3) A soap bubble has really only one stable attractor basin. Although the attractor space that produces a soap bubble is fairly flexible, the bubble pops and dissolves if too much pressure is put on it from any one side. But in certain systems, there are fluctuations of the variables which can cause the system to settle into a completely different attractor space. These systems thus consist of several different basins of attraction, which are connected to each other by means of what are called bifurcations. This makes it possible for the system to change from one attractor basin to another by varying one parameter or group of parameters, and thus initiate a different complex pattern of behavior in response to that change.

This propensity to bifurcate between different attractor basins is what differentiates relatively stable systems (like soap bubbles) from unstable systems (like living organisms or ecosystems). In this sense, all living systems are unstable, because they don’t settle into an equilibrium state that isolates them from their surroundings. Organisms are constantly taking in food, breathing in air, and excreting waste products back into the environment they are interacting with. We usually think of unstable processes as formless and incomprehensible, but this is often not the case. Certain unstable systems have a tendency to settle into patterns which still fluctuate, but fluctuate within parameters that are comprehensible enough to produce an illusion of concreteness. When the various forces that constitute the processes shift in interactive tension with each other, a basin of attraction destabilizes in a way that makes the system bifurcate i.e. shift to another basin of attraction. This kind of system is sometimes called multi-stable, because its changes between various basins of attraction are predictable and (to some degree) comprehensible. A complete pictorial graph of a dynamic system of this sort would resemble figure 4. It would show interlocking computational spaces whose transitions were governed by the relationships between the constituting forces of the system.

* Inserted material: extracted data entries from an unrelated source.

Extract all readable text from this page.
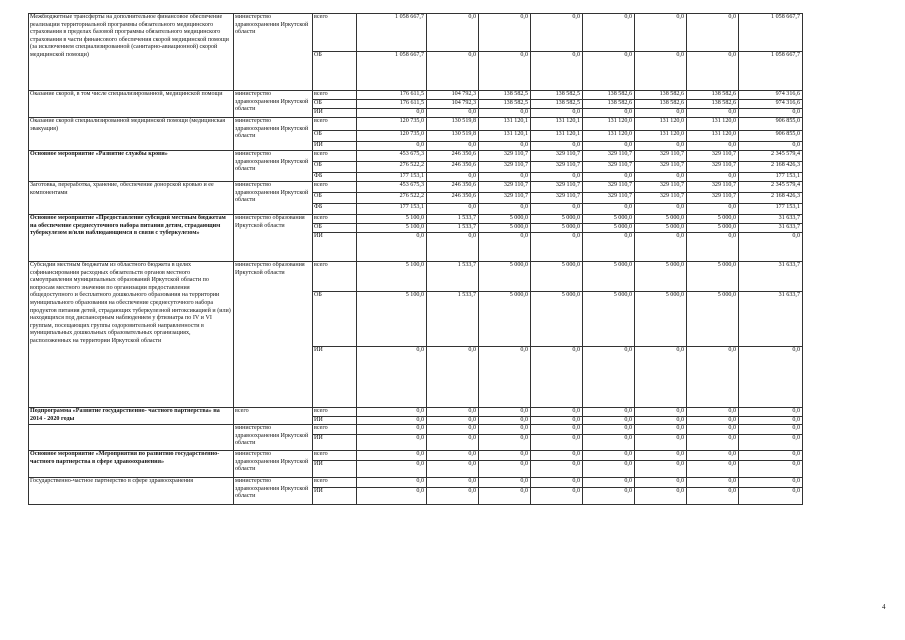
Межбюджетные трансферты на дополнительное финансовое обеспечение реализации территориальной программы обязательного медицинского страхования в пределах базовой программы обязательного медицинского страхования в части финансового обеспечения скорой медицинской помощи (за исключением специализированной (санитарно-авиационной) скорой медицинской помощи)	министерство здравоохранения Иркутской области	всего	1 058 667,7	0,0	0,0	0,0	0,0	0,0	0,0	1 058 667,7
		ОБ	1 058 667,7	0,0	0,0	0,0	0,0	0,0	0,0	1 058 667,7
Оказание скорой, в том числе специализированной, медицинской помощи	министерство здравоохранения Иркутской области	всего	176 611,5	104 792,3	138 582,5	138 582,5	138 582,6	138 582,6	138 582,6	974 316,6
		ОБ	176 611,5	104 792,3	138 582,5	138 582,5	138 582,6	138 582,6	138 582,6	974 316,6
		ИИ	0,0	0,0	0,0	0,0	0,0	0,0	0,0	0,0
Оказание скорой специализированной медицинской помощи (медицинская эвакуация)	министерство здравоохранения Иркутской области	всего	120 735,0	130 519,8	131 120,1	131 120,1	131 120,0	131 120,0	131 120,0	906 855,0
		ОБ	120 735,0	130 519,8	131 120,1	131 120,1	131 120,0	131 120,0	131 120,0	906 855,0
		ИИ	0,0	0,0	0,0	0,0	0,0	0,0	0,0	0,0
Основное мероприятие «Развитие службы крови»	министерство здравоохранения Иркутской области	всего	453 675,3	246 350,6	329 110,7	329 110,7	329 110,7	329 110,7	329 110,7	2 345 579,4
		ОБ	276 522,2	246 350,6	329 110,7	329 110,7	329 110,7	329 110,7	329 110,7	2 168 426,3
		ФБ	177 153,1	0,0	0,0	0,0	0,0	0,0	0,0	177 153,1
Заготовка, переработка, хранение, обеспечение донорской кровью и ее компонентами	министерство здравоохранения Иркутской области	всего	453 675,3	246 350,6	329 110,7	329 110,7	329 110,7	329 110,7	329 110,7	2 345 579,4
		ОБ	276 522,2	246 350,6	329 110,7	329 110,7	329 110,7	329 110,7	329 110,7	2 168 426,3
		ФБ	177 153,1	0,0	0,0	0,0	0,0	0,0	0,0	177 153,1
Основное мероприятие «Предоставление субсидий местным бюджетам на обеспечение среднесуточного набора питания детям, страдающим туберкулезом и/или наблюдающимся в связи с туберкулезом»	министерство образования Иркутской области	всего	5 100,0	1 533,7	5 000,0	5 000,0	5 000,0	5 000,0	5 000,0	31 633,7
		ОБ	5 100,0	1 533,7	5 000,0	5 000,0	5 000,0	5 000,0	5 000,0	31 633,7
		ИИ	0,0	0,0	0,0	0,0	0,0	0,0	0,0	0,0
Субсидии местным бюджетам из областного бюджета в целях софинансирования расходных обязательств органов местного самоуправления муниципальных образований Иркутской области по вопросам местного значения по организации предоставления общедоступного и бесплатного дошкольного образования на территории муниципального образования на обеспечение среднесуточного набора продуктов питания детей, страдающих туберкулезной интоксикацией и (или) находящихся под диспансерным наблюдением у фтизиатра по IV и VI группам, посещающих группы оздоровительной направленности в муниципальных дошкольных образовательных организациях, расположенных на территории Иркутской области	министерство образования Иркутской области	всего	5 100,0	1 533,7	5 000,0	5 000,0	5 000,0	5 000,0	5 000,0	31 633,7
		ОБ	5 100,0	1 533,7	5 000,0	5 000,0	5 000,0	5 000,0	5 000,0	31 633,7
		ИИ	0,0	0,0	0,0	0,0	0,0	0,0	0,0	0,0
Подпрограмма «Развитие государственно- частного партнерства» на 2014 - 2020 годы	всего	всего	0,0	0,0	0,0	0,0	0,0	0,0	0,0	0,0
		ИИ	0,0	0,0	0,0	0,0	0,0	0,0	0,0	0,0
	министерство здравоохранения Иркутской области	всего	0,0	0,0	0,0	0,0	0,0	0,0	0,0	0,0
		ИИ	0,0	0,0	0,0	0,0	0,0	0,0	0,0	0,0
Основное мероприятие «Мероприятия по развитию государственно-частного партнерства в сфере здравоохранения»	министерство здравоохранения Иркутской области	всего	0,0	0,0	0,0	0,0	0,0	0,0	0,0	0,0
		ИИ	0,0	0,0	0,0	0,0	0,0	0,0	0,0	0,0
Государственно-частное партнерство в сфере здравоохранения	министерство здравоохранения Иркутской области	всего	0,0	0,0	0,0	0,0	0,0	0,0	0,0	0,0
		ИИ	0,0	0,0	0,0	0,0	0,0	0,0	0,0	0,0
4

This process of bifurcation bears a significant resemblance to the switching between possible branches of decision trees which is the fundamental cognitive process performed by computer languages. And this kind of decision-making is an essential part of many extra-cranial aspects of skillful sensory motor activity, a fact which plays havoc with Descartes' distinction between the so-called automatic functions of the body and the rational decision making of the mind.